Quite a while after it was released I finally took the time to look over the latest issue of Phrack, and there was an article that caught my attention. Namely The Hacker’s Renaissance: A Manifesto Reborn. For quite some time I’ve been thinking about the meaning of words like hacker and hacking. Is a hacker inherently a bad guy? If so, what does that say about an ethical hacker? How have this identity shifted over time?

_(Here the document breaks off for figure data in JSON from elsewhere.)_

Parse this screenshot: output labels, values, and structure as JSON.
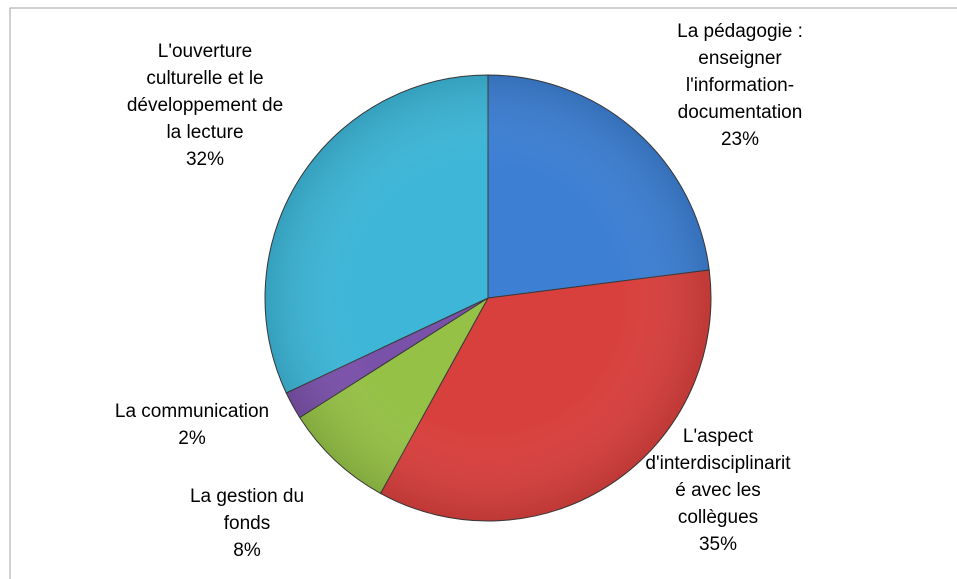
{
  "chart_data": {
    "type": "pie",
    "categories": [
      "La pédagogie : enseigner l'information-documentation",
      "L'aspect d'interdisciplinarité avec les collègues",
      "La gestion du fonds",
      "La communication",
      "L'ouverture culturelle et le développement de la lecture"
    ],
    "values": [
      23,
      35,
      8,
      2,
      32
    ],
    "value_labels": [
      "23%",
      "35%",
      "8%",
      "2%",
      "32%"
    ],
    "colors": [
      "#3d7fd3",
      "#d8403d",
      "#95c146",
      "#7a51a9",
      "#3db6d7"
    ]
  }
}
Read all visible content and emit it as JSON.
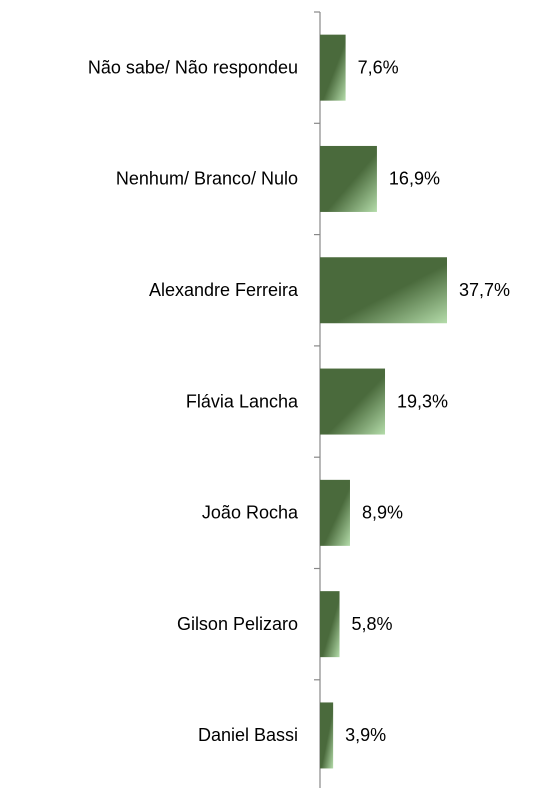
{
  "chart_data": {
    "type": "bar",
    "orientation": "horizontal",
    "categories": [
      "Não sabe/ Não respondeu",
      "Nenhum/ Branco/ Nulo",
      "Alexandre Ferreira",
      "Flávia Lancha",
      "João Rocha",
      "Gilson Pelizaro",
      "Daniel Bassi"
    ],
    "values": [
      7.6,
      16.9,
      37.7,
      19.3,
      8.9,
      5.8,
      3.9
    ],
    "value_labels": [
      "7,6%",
      "16,9%",
      "37,7%",
      "19,3%",
      "8,9%",
      "5,8%",
      "3,9%"
    ],
    "color": "#4a6a3c"
  }
}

From my point of view the meaning has become loaded after the rise of malicious actors using hacking for their own gain. But that is not where hacking or hackers started. Long before I became interested in computers (even before I was born) others laid the foundations of Cybersecurity. In 1986 the Hacker’s Manifesto was published, outlining what it meant to be a hacker. Sure there are already at that time some morally ambiguous wording, but there are also some very forward thinking about equality. Lets take a look at the following excerpt:

This is our world now… the world of the electron and the switch, the beauty of the baud. We make use of a service already existing without paying for what could be dirt-cheap if it wasn’t run by profiteering gluttons, and you call us criminals. We explore… and you call us criminals. We seek after knowledge… and you call us criminals. We exist without skin color, without nationality, without religious bias… and you call us criminals. You build atomic bombs, you wage wars, you murder, cheat, and lie to us and try to make us believe it’s for our own good, yet we’re the criminals.

Yes, I am a criminal. My crime is that of curiosity. My crime is that of judging people by what they say and think, not what they look like. My crime is that of outsmarting you, something that you will never forgive me for.

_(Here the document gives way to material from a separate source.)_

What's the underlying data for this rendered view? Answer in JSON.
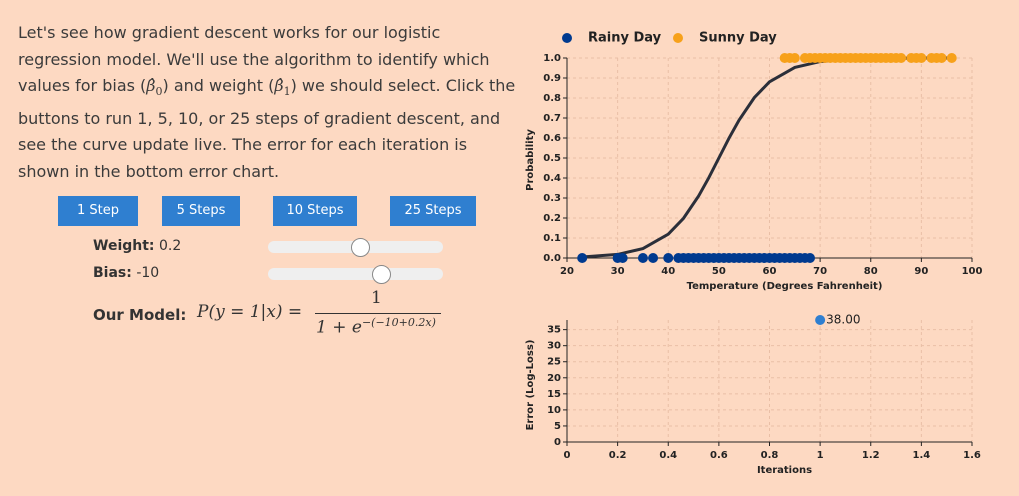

When reading this text we need to acknowledge that it focuses on the thirst for knowledge of a community focused on giving access to knowledge. If we wish to play the devils advocate we could compare several of the early arrests of hackers with how Christianity handled Galileo and his ideas about the heliocentric world.

Certainly we should not say that all hacking is equal, or even ethical, but this thirst for knowledge is something that I can see is missed in the world of cybersecurity today. As described in the Manifesto reborn article we see how what we today call hackers in many ways have swayed from the hacker mentality. There are still some out there who live for the thirst of knowledge, but cybersecurity and hacking have become a commodity, especially in a corporate environment. Not all with the hacker mentality are what we today call hackers. They are sysadmins, makers, entrepreneurs and much more. They might not even work with ordinary computers! A good example is the Ukrainian community that jailbroke John Deere farm equipment to be able to repair their equipment without relying on authorized repairmen. With computers moving into more and more equipment, the hacker mentality to understand how things work are coming along.

So, lets keep the positive parts of the hacker mentality going. Let’s feed this thirst for knowledge! Let’s learn together and share what we learn. But let’s do it ethically through the best practices of today. The best way to build the future is by inviting the next generation in. Sharing what we have learned, both what does work and what doesn’t. And for the next generation, do not get comfortable! Embrace the chaos of learning, whether that is through reading the RFC of a protocol, running your own server, or asking that burning question to whomever might answer! I know that is what I’ll continue to do. Because, there is always something new to learn!